See the llama.cpp repository for info about the original goals of the project and implementation.
Version 1 of llama.swift provides a simple, clean wrapper around the original LLaMA models and some of their early derivatives.
The future of llama.swift is CameLLM, which provides clean, Swift interfaces to run LLMs locally on macOS (and hopefully in the future, iOS, too). CameLLM is still in development, and you can star or watch the main repository for updates.
Clone the repo:
git clone https://github.com/alexrozanski/llama.swift.git
cd llama.swift
Grab the LLaMA model weights and place them in ./models
. ls
should print something like:
ls ./models
65B 30B 13B 7B tokenizer_checklist.chk tokenizer.model
To convert the LLaMA-7B model and quantize:
# install Python dependencies
python3 -m pip install torch numpy sentencepiece
# the command-line tools are in `./tools` instead of the repo root like in llama.cpp
cd tools
# convert the 7B model to ggml FP16 format
python3 convert-pth-to-ggml.py ../models/7B/ 1
# quantize the model to 4-bits
make
./quantize.sh 7B
When running the larger models, make sure you have enough disk space to store all of the intermediate files.
Add llama.swift
to your project using Xcode (File > Add Packages...) or by adding it to your project's Package.swift
file:
dependencies: [
.package(url: "https://github.com/alexrozanski/llama.swift.git", .upToNextMajor(from: "1.0.0"))
]
To generate output from a prompt, first instantiate a LlamaRunner
instance with the URL to your LLaMA model file:
import llama
let url = ... // URL to the ggml-model-q4_0.bin model file
let runner = LlamaRunner(modelURL: url)
Generating output is as simple as calling run()

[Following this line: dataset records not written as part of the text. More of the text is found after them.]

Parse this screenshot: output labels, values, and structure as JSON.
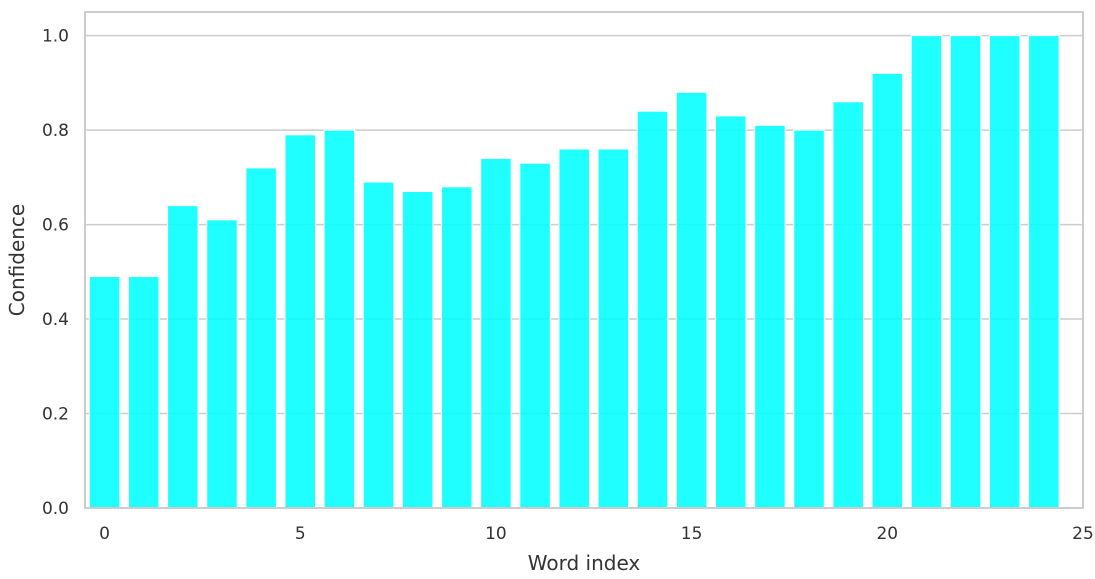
{
  "chart_data": {
    "type": "bar",
    "title": "",
    "xlabel": "Word index",
    "ylabel": "Confidence",
    "x": [
      0,
      1,
      2,
      3,
      4,
      5,
      6,
      7,
      8,
      9,
      10,
      11,
      12,
      13,
      14,
      15,
      16,
      17,
      18,
      19,
      20,
      21,
      22,
      23,
      24
    ],
    "values": [
      0.49,
      0.49,
      0.64,
      0.61,
      0.72,
      0.79,
      0.8,
      0.69,
      0.67,
      0.68,
      0.74,
      0.73,
      0.76,
      0.76,
      0.84,
      0.88,
      0.83,
      0.81,
      0.8,
      0.86,
      0.92,
      1.0,
      1.0,
      1.0,
      1.0
    ],
    "xlim": [
      -0.5,
      25
    ],
    "ylim": [
      0,
      1.05
    ],
    "x_ticks": [
      "0",
      "5",
      "10",
      "15",
      "20",
      "25"
    ],
    "y_ticks": [
      "0.0",
      "0.2",
      "0.4",
      "0.6",
      "0.8",
      "1.0"
    ],
    "grid": "horizontal",
    "bar_color": "#00FFFF"
  }
}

with your prompt on the LlamaRunner
instance. Since tokens are generated asynchronously this returns an AsyncThrowingStream
which you can enumerate over to process tokens as they are returned:
do {
for try await token in runner.run(with: "Building a website can be done in 10 simple steps:") {
print(token, terminator: "")
}
} catch let error {
// Handle error
}
Note that tokens don't necessarily correspond to a single word, and also include any whitespace and newlines.
LlamaRunner.run()
takes an optional LlamaRunner.Config
instance which lets you control the number of threads inference is run on (default: 8
), the maximum number of tokens returned (default: 512
) and an optional reverse/negative prompt:
let prompt = "..."
let config = LlamaRunner.Config(numThreads: 8, numTokens: 20, reversePrompt: "...")

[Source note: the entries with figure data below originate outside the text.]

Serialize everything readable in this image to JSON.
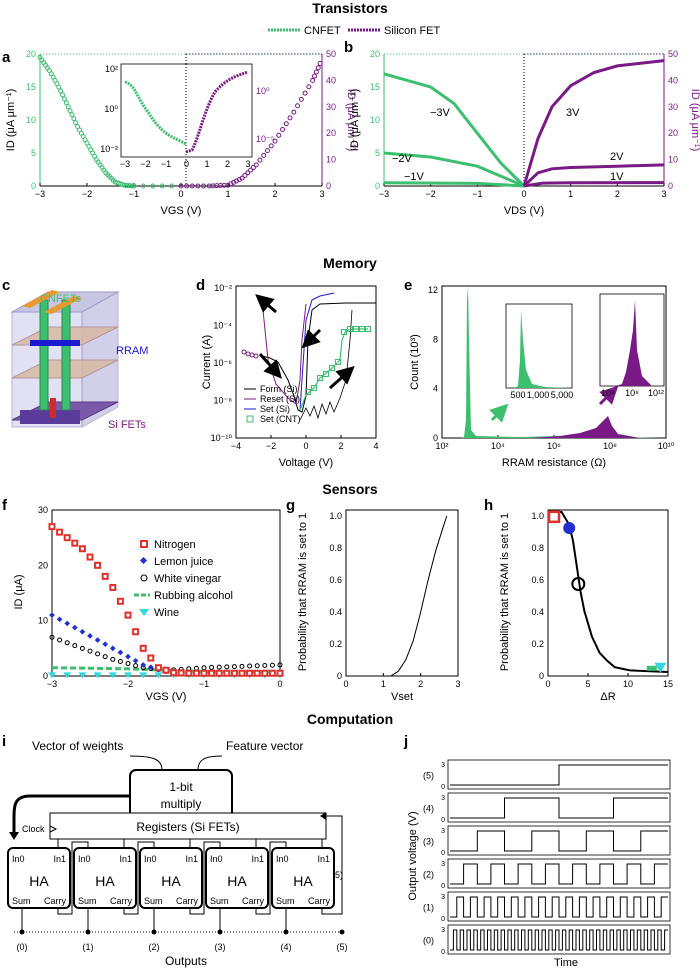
{
  "sections": {
    "transistors": "Transistors",
    "memory": "Memory",
    "sensors": "Sensors",
    "computation": "Computation"
  },
  "panel_letters": [
    "a",
    "b",
    "c",
    "d",
    "e",
    "f",
    "g",
    "h",
    "i",
    "j"
  ],
  "colors": {
    "cnfet": "#3cbf6e",
    "silicon": "#7a1a86",
    "rram_blue": "#1a1ad0",
    "red": "#e0302a",
    "cyan": "#30d8e0",
    "blue": "#2030d0",
    "black": "#000000"
  },
  "legend_transistors": {
    "cnfet": "CNFET",
    "silicon": "Silicon FET"
  },
  "chart_data": [
    {
      "panel": "a",
      "type": "scatter",
      "xlabel": "VGS (V)",
      "ylabel_left": "ID (μA μm⁻¹)",
      "ylabel_right": "ID (μA μm⁻¹)",
      "xlim": [
        -3,
        3
      ],
      "ylim_left": [
        0,
        20
      ],
      "ylim_right": [
        0,
        50
      ],
      "x_ticks": [
        "−3",
        "−2",
        "−1",
        "0",
        "1",
        "2",
        "3"
      ],
      "y_ticks_left": [
        "0",
        "5",
        "10",
        "15",
        "20"
      ],
      "y_ticks_right": [
        "0",
        "10",
        "20",
        "30",
        "40",
        "50"
      ],
      "series": [
        {
          "name": "CNFET",
          "x": [
            -3,
            -2.8,
            -2.6,
            -2.4,
            -2.2,
            -2,
            -1.8,
            -1.6,
            -1.4,
            -1.2,
            -1,
            0
          ],
          "y": [
            19.5,
            17.5,
            15,
            12,
            9,
            6.5,
            4,
            2,
            0.6,
            0.1,
            0,
            0
          ]
        },
        {
          "name": "Silicon FET",
          "x": [
            0,
            0.6,
            1,
            1.3,
            1.6,
            2,
            2.4,
            2.8,
            3
          ],
          "y": [
            0,
            0,
            0.3,
            3,
            8,
            17,
            28,
            40,
            48
          ]
        }
      ],
      "inset": {
        "y_ticks_left": [
          "10²",
          "10⁰",
          "10⁻²"
        ],
        "y_ticks_right": [
          "10⁰",
          "10⁻⁵"
        ],
        "x_ticks": [
          "−3",
          "−2",
          "−1",
          "0",
          "1",
          "2",
          "3"
        ]
      }
    },
    {
      "panel": "b",
      "type": "line",
      "xlabel": "VDS (V)",
      "ylabel_left": "ID (μA μm⁻¹)",
      "ylabel_right": "ID (μA μm⁻¹)",
      "xlim": [
        -3,
        3
      ],
      "ylim_left": [
        0,
        20
      ],
      "ylim_right": [
        0,
        50
      ],
      "x_ticks": [
        "−3",
        "−2",
        "−1",
        "0",
        "1",
        "2",
        "3"
      ],
      "y_ticks_left": [
        "0",
        "5",
        "10",
        "15",
        "20"
      ],
      "y_ticks_right": [
        "0",
        "10",
        "20",
        "30",
        "40",
        "50"
      ],
      "curve_labels": [
        "−3V",
        "−2V",
        "−1V",
        "3V",
        "2V",
        "1V"
      ],
      "series": [
        {
          "name": "−3V",
          "x": [
            -3,
            -2.5,
            -2,
            -1.5,
            -1,
            -0.5,
            0
          ],
          "y": [
            17,
            16,
            15,
            12.5,
            8,
            3.5,
            0
          ]
        },
        {
          "name": "−2V",
          "x": [
            -3,
            -2,
            -1,
            -0.5,
            0
          ],
          "y": [
            5,
            4.4,
            3,
            1.5,
            0
          ]
        },
        {
          "name": "−1V",
          "x": [
            -3,
            -1,
            0
          ],
          "y": [
            0.5,
            0.4,
            0
          ]
        },
        {
          "name": "3V",
          "x": [
            0,
            0.3,
            0.6,
            1,
            1.5,
            2,
            2.5,
            3
          ],
          "y": [
            0,
            18,
            30,
            38,
            43,
            45.5,
            46.5,
            47.5
          ]
        },
        {
          "name": "2V",
          "x": [
            0,
            0.3,
            0.6,
            1,
            2,
            3
          ],
          "y": [
            0,
            5,
            6.5,
            7,
            7.5,
            8
          ]
        },
        {
          "name": "1V",
          "x": [
            0,
            0.4,
            1,
            3
          ],
          "y": [
            0,
            1.1,
            1.2,
            1.3
          ]
        }
      ]
    },
    {
      "panel": "d",
      "type": "line",
      "xlabel": "Voltage (V)",
      "ylabel": "Current (A)",
      "xlim": [
        -4,
        4
      ],
      "x_ticks": [
        "−4",
        "−2",
        "0",
        "2",
        "4"
      ],
      "y_ticks": [
        "10⁻²",
        "10⁻⁴",
        "10⁻⁶",
        "10⁻⁸",
        "10⁻¹⁰"
      ],
      "legend": [
        "Form (Si)",
        "Reset (Si)",
        "Set (Si)",
        "Set (CNT)"
      ]
    },
    {
      "panel": "e",
      "type": "area",
      "xlabel": "RRAM resistance (Ω)",
      "ylabel": "Count (10³)",
      "x_ticks": [
        "10²",
        "10⁴",
        "10⁶",
        "10⁸",
        "10¹⁰"
      ],
      "y_ticks": [
        "0",
        "4",
        "8",
        "12"
      ],
      "inset1_ticks": [
        "500",
        "1,000",
        "5,000"
      ],
      "inset2_ticks": [
        "10⁴",
        "10⁸",
        "10¹²"
      ]
    },
    {
      "panel": "f",
      "type": "scatter",
      "xlabel": "VGS (V)",
      "ylabel": "ID (μA)",
      "xlim": [
        -3,
        0
      ],
      "ylim": [
        0,
        30
      ],
      "x_ticks": [
        "−3",
        "−2",
        "−1",
        "0"
      ],
      "y_ticks": [
        "0",
        "10",
        "20",
        "30"
      ],
      "series": [
        {
          "name": "Nitrogen",
          "x": [
            -3,
            -2.8,
            -2.6,
            -2.4,
            -2.2,
            -2,
            -1.8,
            -1.6,
            -1.4,
            -1.2,
            -1,
            -0.6,
            0
          ],
          "y": [
            27,
            25,
            23,
            20,
            16,
            11,
            5,
            1.5,
            0.6,
            0.5,
            0.5,
            0.5,
            0.5
          ]
        },
        {
          "name": "Lemon juice",
          "x": [
            -3,
            -2.6,
            -2.2,
            -1.8,
            -1.5,
            -1,
            0
          ],
          "y": [
            11,
            8,
            5,
            2,
            0.8,
            0.5,
            0.5
          ]
        },
        {
          "name": "White vinegar",
          "x": [
            -3,
            -2.6,
            -2.2,
            -1.8,
            -1.5,
            -1,
            0
          ],
          "y": [
            7,
            5,
            3,
            1.5,
            1,
            1.5,
            2
          ]
        },
        {
          "name": "Rubbing alcohol",
          "x": [
            -3,
            -2,
            -1,
            0
          ],
          "y": [
            1.5,
            1.3,
            0.8,
            0.8
          ]
        },
        {
          "name": "Wine",
          "x": [
            -3,
            -2,
            -1,
            0
          ],
          "y": [
            0.3,
            0.3,
            0.3,
            0.3
          ]
        }
      ]
    },
    {
      "panel": "g",
      "type": "line",
      "xlabel": "Vset",
      "ylabel": "Probability that RRAM is set to 1",
      "xlim": [
        0,
        3
      ],
      "ylim": [
        0,
        1
      ],
      "x_ticks": [
        "0",
        "1",
        "2",
        "3"
      ],
      "y_ticks": [
        "0",
        "0.2",
        "0.4",
        "0.6",
        "0.8",
        "1.0"
      ],
      "x": [
        1.2,
        1.4,
        1.6,
        1.8,
        2.0,
        2.2,
        2.4,
        2.6,
        2.7
      ],
      "y": [
        0,
        0.03,
        0.1,
        0.22,
        0.4,
        0.6,
        0.78,
        0.93,
        1.0
      ]
    },
    {
      "panel": "h",
      "type": "line",
      "xlabel": "ΔR",
      "ylabel": "Probability that RRAM is set to 1",
      "xlim": [
        0,
        15
      ],
      "ylim": [
        0,
        1
      ],
      "x_ticks": [
        "0",
        "5",
        "10",
        "15"
      ],
      "y_ticks": [
        "0",
        "0.2",
        "0.4",
        "0.6",
        "0.8",
        "1.0"
      ],
      "x": [
        0,
        1,
        2,
        2.5,
        3,
        3.5,
        4,
        5,
        6,
        7,
        8,
        10,
        15
      ],
      "y": [
        1,
        1,
        0.92,
        0.82,
        0.66,
        0.5,
        0.38,
        0.22,
        0.12,
        0.07,
        0.03,
        0.01,
        0
      ],
      "markers": [
        {
          "x": 0,
          "y": 0.97
        },
        {
          "x": 2,
          "y": 0.9
        },
        {
          "x": 3.2,
          "y": 0.55
        },
        {
          "x": 13,
          "y": 0.02
        },
        {
          "x": 14,
          "y": 0.02
        }
      ]
    }
  ],
  "panel_c": {
    "cnfets": "CNFETs",
    "rram": "RRAM",
    "sifets": "Si FETs"
  },
  "panel_i": {
    "vector_of_weights": "Vector of weights",
    "feature_vector": "Feature vector",
    "multiply_line1": "1-bit",
    "multiply_line2": "multiply",
    "registers": "Registers (Si FETs)",
    "clock": "Clock",
    "feedback": "(5)",
    "ha_label": "HA",
    "in0": "In0",
    "in1": "In1",
    "sum": "Sum",
    "carry": "Carry",
    "outputs_label": "Outputs",
    "output_numbers": [
      "(0)",
      "(1)",
      "(2)",
      "(3)",
      "(4)",
      "(5)"
    ]
  },
  "panel_j": {
    "ylabel": "Output voltage (V)",
    "xlabel": "Time",
    "row_labels": [
      "(5)",
      "(4)",
      "(3)",
      "(2)",
      "(1)",
      "(0)"
    ],
    "tick_top": "3",
    "tick_bottom": "0"
  }
}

let tokenStream = runner.run(with: prompt, config: config)
do {
for try await token in tokenStream {
...
}
} catch let error {
...
}
LlamaRunner.run()
also takes an optional stateChangeHandler
closure, which is invoked whenever the run state changes:
let prompt = "..."
let tokenStream = runner.run(
with: prompt,
config: .init(numThreads: 8, numTokens: 20),
stateChangeHandler: { state in
switch state {
case .notStarted:
// Initial state
break
case .initializing:
// Loading the model and initializing
break
case .generatingOutput:
// Generating tokens
break
case .completed:
// Completed successfully
break
case .failed:
// Failed. This is also the error thrown by the `AsyncThrowingSequence` returned from `LlamaRunner.run()`
break
}
})
If you don't want to use Swift concurrency there is an alternative version of run()
which returns tokens via a tokenHandler
closure instead:
let prompt = "..."
runner.run(
with: prompt,
config: ...,
tokenHandler: { token in
...
},
stateChangeHandler: ...
)
- Build for Release if you want token generation to be snappy, since
llama
will generate tokens slowly in Debug builds. - Because of the way the Swift package is structured (and some gaps in my knowledge around exported symbols from modules), including
llama.swift
also leaks the name of the internal module containing the Objective-C/C++ implementation,llamaObjCxx
, as well as some internal classes prefixed with_Llama
. Pull requests welcome if you have any ideas on fixing this!
The repo contains a barebones command-line tool, llamaTest
, which uses the llama
Framework to run a simple input loop to run inference on a given input prompt.
- Ensure to set
MODEL_PATH
inLlamaTest.xcconfig
to point to yourpath/to/ggml-model-q4_0.bin
(without quotes or spaces afterMODEL_PATH=
), for example:
MODEL_PATH=/path/to/ggml-model-q4_0.bin
- License: MIT
- Other matters: See the llama.cpp repo.